Objectives FOXM 1 is a transcription factor that has been shown to promote cell proliferation in many tissues during early development and high cell turnover tissues in adults. In a number of tumour cell lines, enrichment of FOXM 1 has been shown to reduce the DNA damage response ( DDR ) and induction of senescence by a range of DNA ‐damaging agents, suggesting a role for the protein in DNA repair. Endogenous FOXM 1 is expressed at detectable levels in hepatocytes of mice up to 2 weeks of age, but not in older mice. The aim of this investigation has been to better understand the role of the protein in DDR in normal cells in vivo . Materials and methods Mice with artificially prolonged elevated FOXM 1 expression in hepatocytes, were exposed to alkylating diethylnitrosamine. Results FOXM 1‐enriched mice had dampened DDR after treatment with this alkylating agent, which was consistent with observed increase in expression of genes involved in DNA repair.

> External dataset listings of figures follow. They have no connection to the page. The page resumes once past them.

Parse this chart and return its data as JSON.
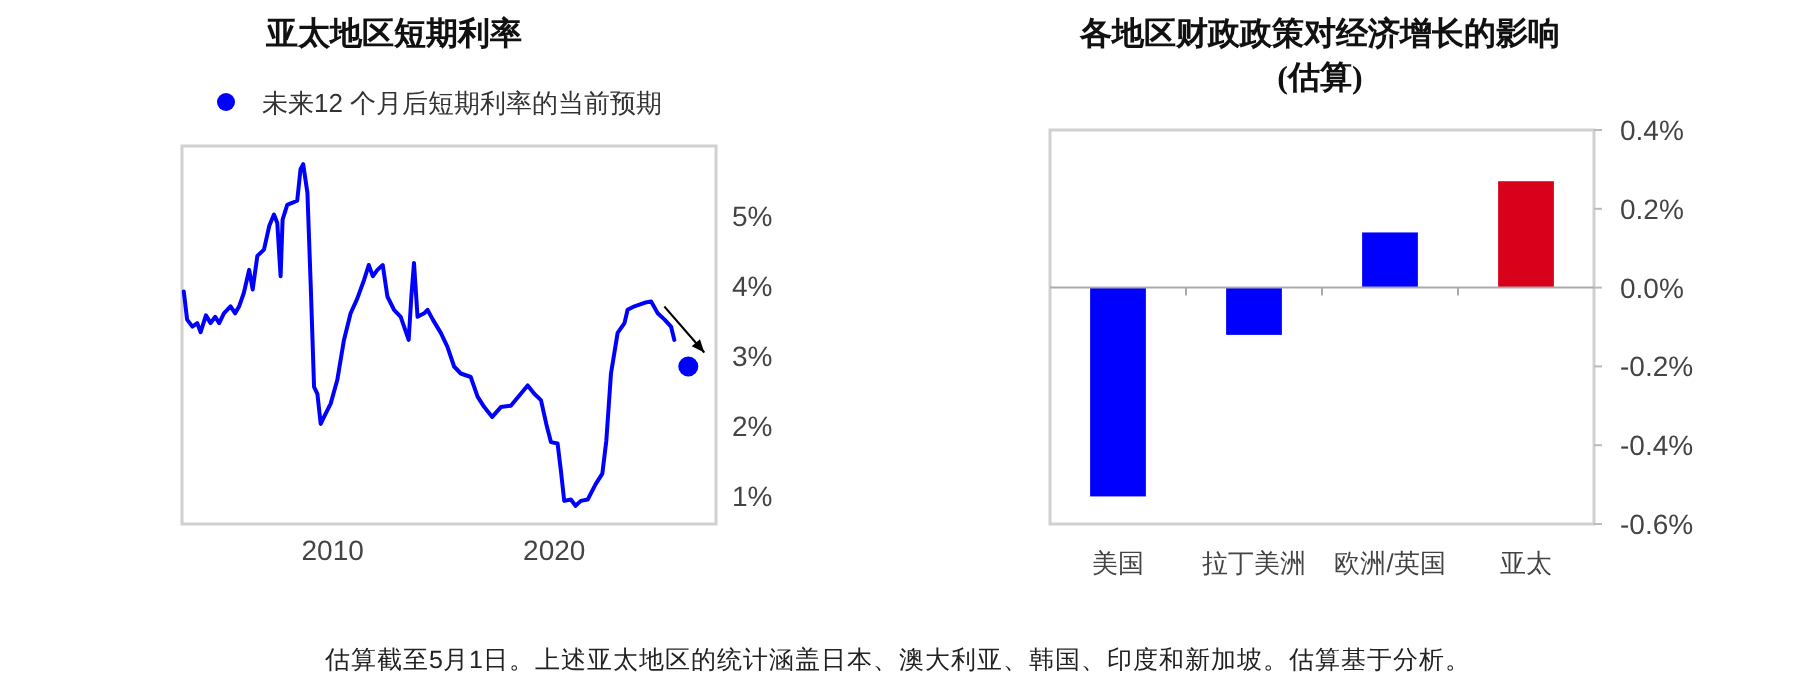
{
  "chart_data": [
    {
      "type": "line",
      "title": "亚太地区短期利率",
      "legend": "top left",
      "xlim": [
        2003.2,
        2027.3
      ],
      "ylim": [
        0.6,
        6.0
      ],
      "xticks": [
        2010,
        2020
      ],
      "yticks": [
        {
          "value": 1,
          "label": "1%"
        },
        {
          "value": 2,
          "label": "2%"
        },
        {
          "value": 3,
          "label": "3%"
        },
        {
          "value": 4,
          "label": "4%"
        },
        {
          "value": 5,
          "label": "5%"
        }
      ],
      "series": [
        {
          "type": "line",
          "color": "#0000ff",
          "x": [
            2003.28,
            2003.43,
            2003.67,
            2003.89,
            2004.04,
            2004.28,
            2004.49,
            2004.7,
            2004.88,
            2005.09,
            2005.39,
            2005.6,
            2005.78,
            2005.99,
            2006.23,
            2006.39,
            2006.6,
            2006.9,
            2007.14,
            2007.35,
            2007.5,
            2007.65,
            2007.74,
            2007.95,
            2008.19,
            2008.4,
            2008.55,
            2008.67,
            2008.86,
            2009.01,
            2009.16,
            2009.31,
            2009.46,
            2009.61,
            2009.91,
            2010.21,
            2010.51,
            2010.81,
            2011.11,
            2011.42,
            2011.63,
            2011.81,
            2012.02,
            2012.26,
            2012.47,
            2012.77,
            2013.07,
            2013.43,
            2013.55,
            2013.67,
            2013.83,
            2014.13,
            2014.28,
            2014.52,
            2014.88,
            2015.18,
            2015.48,
            2015.78,
            2016.23,
            2016.54,
            2016.84,
            2017.2,
            2017.59,
            2018.04,
            2018.49,
            2018.8,
            2019.1,
            2019.4,
            2019.64,
            2019.85,
            2020.15,
            2020.3,
            2020.45,
            2020.75,
            2020.96,
            2021.2,
            2021.51,
            2021.87,
            2022.17,
            2022.35,
            2022.56,
            2022.86,
            2023.17,
            2023.31,
            2023.62,
            2024.07,
            2024.37,
            2024.67,
            2024.98,
            2025.27,
            2025.42
          ],
          "values": [
            3.92,
            3.52,
            3.42,
            3.47,
            3.34,
            3.58,
            3.47,
            3.56,
            3.47,
            3.61,
            3.71,
            3.61,
            3.71,
            3.9,
            4.23,
            3.95,
            4.43,
            4.52,
            4.86,
            5.02,
            4.9,
            4.14,
            4.95,
            5.16,
            5.19,
            5.22,
            5.67,
            5.74,
            5.33,
            4.0,
            2.56,
            2.46,
            2.03,
            2.13,
            2.32,
            2.66,
            3.23,
            3.61,
            3.82,
            4.09,
            4.3,
            4.14,
            4.23,
            4.3,
            3.85,
            3.66,
            3.56,
            3.23,
            3.85,
            4.33,
            3.56,
            3.61,
            3.66,
            3.52,
            3.33,
            3.13,
            2.85,
            2.75,
            2.7,
            2.42,
            2.27,
            2.13,
            2.27,
            2.29,
            2.46,
            2.58,
            2.46,
            2.37,
            2.03,
            1.77,
            1.75,
            1.36,
            0.93,
            0.95,
            0.86,
            0.93,
            0.95,
            1.17,
            1.32,
            1.79,
            2.75,
            3.33,
            3.47,
            3.66,
            3.71,
            3.76,
            3.78,
            3.61,
            3.52,
            3.42,
            3.23
          ]
        },
        {
          "type": "scatter",
          "name": "未来12 个月后短期利率的当前预期",
          "color": "#0000ff",
          "marker": "circle",
          "x": [
            2026.05
          ],
          "values": [
            2.85
          ]
        }
      ]
    },
    {
      "type": "bar",
      "title": "各地区财政政策对经济增长的影响",
      "subtitle": "(估算)",
      "categories": [
        "美国",
        "拉丁美洲",
        "欧洲/英国",
        "亚太"
      ],
      "values": [
        -0.53,
        -0.12,
        0.14,
        0.27
      ],
      "colors": [
        "#0000ff",
        "#0000ff",
        "#0000ff",
        "#d9001b"
      ],
      "ylim": [
        -0.6,
        0.4
      ],
      "yticks": [
        {
          "value": -0.6,
          "label": "-0.6%"
        },
        {
          "value": -0.4,
          "label": "-0.4%"
        },
        {
          "value": -0.2,
          "label": "-0.2%"
        },
        {
          "value": 0,
          "label": "0.0%"
        },
        {
          "value": 0.2,
          "label": "0.2%"
        },
        {
          "value": 0.4,
          "label": "0.4%"
        }
      ],
      "annotations": [
        "估算截至5月1日。上述亚太地区的统计涵盖日本、澳大利亚、韩国、印度和新加坡。估算基于分析。"
      ]
    }
  ]
}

Paradoxically, mice with FOXM 1 expression, within weeks after exposure to the DNA ‐damaging agent, had increased levels of potentially senescent hepatocytes with large nuclear foci, containing 53 BP 1. Similarly, spontaneous accumulation of these cells seen with normal ageing in mice was increased with FOXM 1 enrichment. Conclusion Despite its known abilities to promote proliferation and DNA repair, and to reduce ROS , enrichment of FOXM 1, as with other oncoproteins, may cause increased persistent DNA lesions and/or senescence in normal murine hepatocytes.